What is it about gardens and flowers that are so important?

Our need to be in a garden or something like it is such a basic human need that some of us will do almost anything to ensure that we are surrounded by beautiful growing plants. Flowers (and by association) almost always feature at important life events such as births, marriages and deaths. Flowers also feature in days like Valentines day, ANZAC day and many others. Posters and paintings sometimes will do indoors. Dramatic landscapes featuring plants adorn just about every calendar yet again linking us to that perfect garden.

I can remember walking into a valley in Tasmania literally crammed with Dicksonia antarctica or soft tree fern. These were monsters. They had trunks that you could barely get your arms around (and no, I’m not normally a ‘tree hugger’, as much as I like them). Let’s set the scene. Tree ferns normally need shade to grow. These ferns were the shade. Anyway, my point is that to be in awe of such an incredible ‘garden’ stays with you for life.

Children naturally seem to know what to do in a garden. They play. They eat whatever is ripe or nearly ripe. The adult mantra ‘go outside and play’ is really a plea to the child to go and enjoy the best possible place on earth.

Gardens, gardening and the flowers and fruit that goes with them is simply a part of us. Ecotourism must surely be simply an adult ‘go outside and play’.

Where does all that leave us with a 250mm rainfall zone, long term water restrictions and some of the worst soils on earth? It’s a massive challenge if you want to grow plants that would really rather be growing somewhere else a long way away, such as Nepal or New Zealand. We have to fiddle with the soil and check the calendar and clock to see when we can water next, just to keep them alive, then still be disappointed during the next heat wave.

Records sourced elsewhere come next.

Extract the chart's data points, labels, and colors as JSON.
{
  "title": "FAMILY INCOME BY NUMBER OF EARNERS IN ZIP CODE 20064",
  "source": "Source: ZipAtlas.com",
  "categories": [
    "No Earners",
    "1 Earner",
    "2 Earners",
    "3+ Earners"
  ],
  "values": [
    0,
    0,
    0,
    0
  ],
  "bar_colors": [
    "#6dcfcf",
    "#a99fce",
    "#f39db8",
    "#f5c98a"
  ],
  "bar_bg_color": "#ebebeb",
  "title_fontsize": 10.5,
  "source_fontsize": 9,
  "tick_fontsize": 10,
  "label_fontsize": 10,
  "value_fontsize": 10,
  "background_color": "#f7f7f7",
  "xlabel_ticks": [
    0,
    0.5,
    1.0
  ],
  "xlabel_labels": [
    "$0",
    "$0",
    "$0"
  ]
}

Or you could use plants that will thrive in our soils, on our natural rainfall (or close to it) without continuous effort to get a below average result. Australia has a huge flora to choose from and much of it is quite happy to be grown in whatever way you choose. Be it a formal garden with clipped hedges, a garden with a bountiful supply of cut flowers or a forest for shelter, be assured that there will be hardy dry land Australian plants to do the job.

Then it is simply a matter of going outside and playing in your own “garden of Eden”.